Sujadi Siswo bukan wajah baru di dunia jurnalistik.
Mantan Kepala Biro Indonesia ini dikenal karena peran pentingnya dalam memberikan liputan mendalam dalam hal politik dan nasional, dari Sabang sampai Merauke.
Di antara banyak penugasannya, yang paling berkesan selama bertugas di Indonesia termasuk, antara lain, liputan bom Bali pada bulan Oktober 2005, gempa bumi di Jawa Tengah pada bulan Mei 2006, serta berbagai peristiwa politik selama pemerintahan Presiden Susilo Bambang Yudhoyono.
Sujadi telah mengunjungi hampir seluruh nusantara dalam menjalankan tugasnya melaporkan berbagai macam berita.
“Benar-benar melelahkan, belum lagi bermacam kemunduran yang saya hadapi di lapangan, tapi masa saya di Indonesia adalah salah satu yang paling mengesankan,” katanya di Jakarta belum lama ini.
Sejalan dengan itu, kepiawaian Sujadi dalam hal melaporkan berita tentang Indonesia menandai tonggak penting dalam karirnya, saat dinobatkan menjadi “Journalist of the Year” pada tahun 2010 oleh Media Corp.

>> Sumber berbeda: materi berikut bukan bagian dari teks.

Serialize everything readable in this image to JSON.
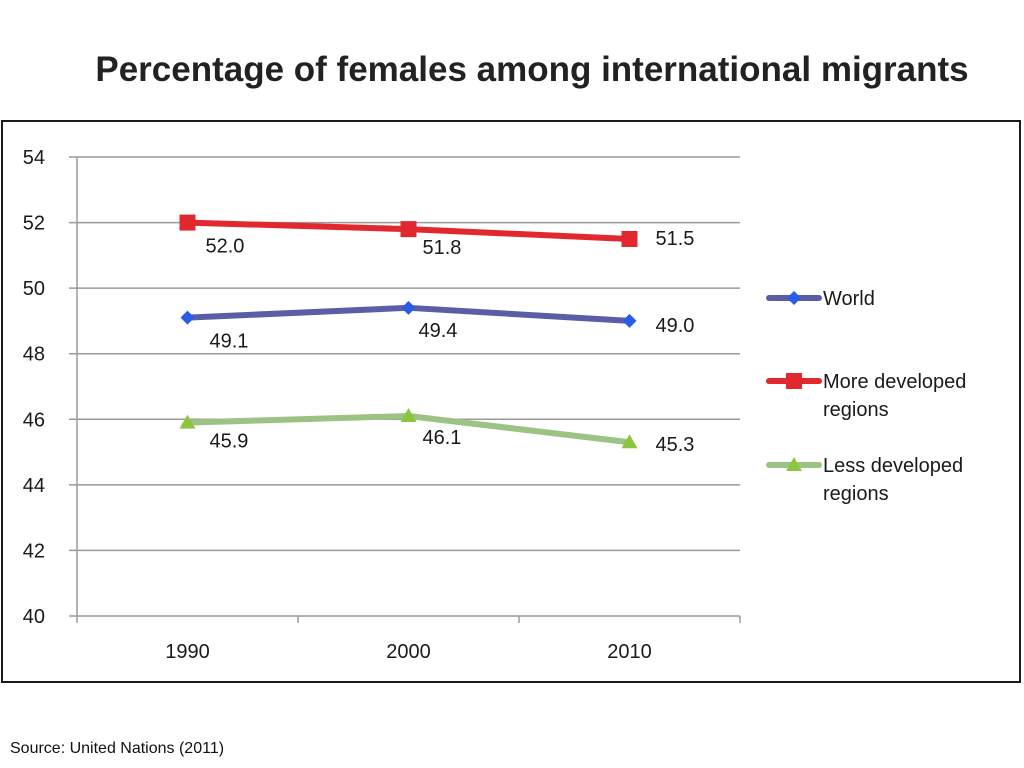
{
  "slide": {
    "title": "Percentage of females among international migrants",
    "source": "Source: United Nations (2011)"
  },
  "colors": {
    "grid": "#9a9a9a",
    "text": "#1a1a1a"
  },
  "chart_data": {
    "type": "line",
    "title": "",
    "xlabel": "",
    "ylabel": "",
    "x": [
      "1990",
      "2000",
      "2010"
    ],
    "ylim": [
      40,
      54
    ],
    "yticks": [
      "40",
      "42",
      "44",
      "46",
      "48",
      "50",
      "52",
      "54"
    ],
    "grid": true,
    "legend_position": "right",
    "series": [
      {
        "name": "World",
        "values": [
          49.1,
          49.4,
          49.0
        ],
        "labels": [
          "49.1",
          "49.4",
          "49.0"
        ],
        "color": "#5b5ea6",
        "marker_color": "#2b5ce6",
        "marker": "diamond"
      },
      {
        "name": "More developed regions",
        "values": [
          52.0,
          51.8,
          51.5
        ],
        "labels": [
          "52.0",
          "51.8",
          "51.5"
        ],
        "color": "#e0282e",
        "marker_color": "#e0282e",
        "marker": "square"
      },
      {
        "name": "Less developed regions",
        "values": [
          45.9,
          46.1,
          45.3
        ],
        "labels": [
          "45.9",
          "46.1",
          "45.3"
        ],
        "color": "#9dc384",
        "marker_color": "#8cc63f",
        "marker": "triangle"
      }
    ]
  }
}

Selama bertugas sebagai Kepala Biro Indonesia, dari tahun 2005 hingga 2015, Sujadi membagi waktunya antara Singapura dan Jakarta sebagai koresponden berita untuk CNA, perusahaan pertama tempat Sujadi memulai karir jurnalistiknya.
Pertamakali bergabung dengan Media Corp sebagai, Sujadi menjadi presenter berita sesaat sebelum lulus dari National University of Singapore pada tahun 1989.
Saat itu, dirinya bertugas untuk menggarap berita tentang komunitas Melayu dan Muslim lokal untuk siaran berita berbahasa Melayu dan juga bahasa Inggris.
"Kemudian, saya mulai bepergian ke negara-negara Asia untuk melaporkan perkembangan politik di berbagai daerah. Saya sudah meliput Indonesia sejak tahun 1999,” katanya.
Penugasan lain Sujadi yang cukup penting termasuk perannya sebagai komentator untuk berbagai acara nasional resmi di Singapura, seperti Parade Hari Nasional, Pemilihan Umum dan Upacara Penobatan Kabinet Singapura.
Ia juga turun lapangan untuk melaporkan runtuhnya Kondominium Highland Towers di Kuala Lumpur serta Pemilu di Kelantan, juga tentang perkembangan politik di provinsi Yala, Pattani dan Narathiwat yang bergejolak.
Nama Jawa-nya serta penampilan fisiknya menyebabkan banyak orang yang menyangka ia orang Indonesia.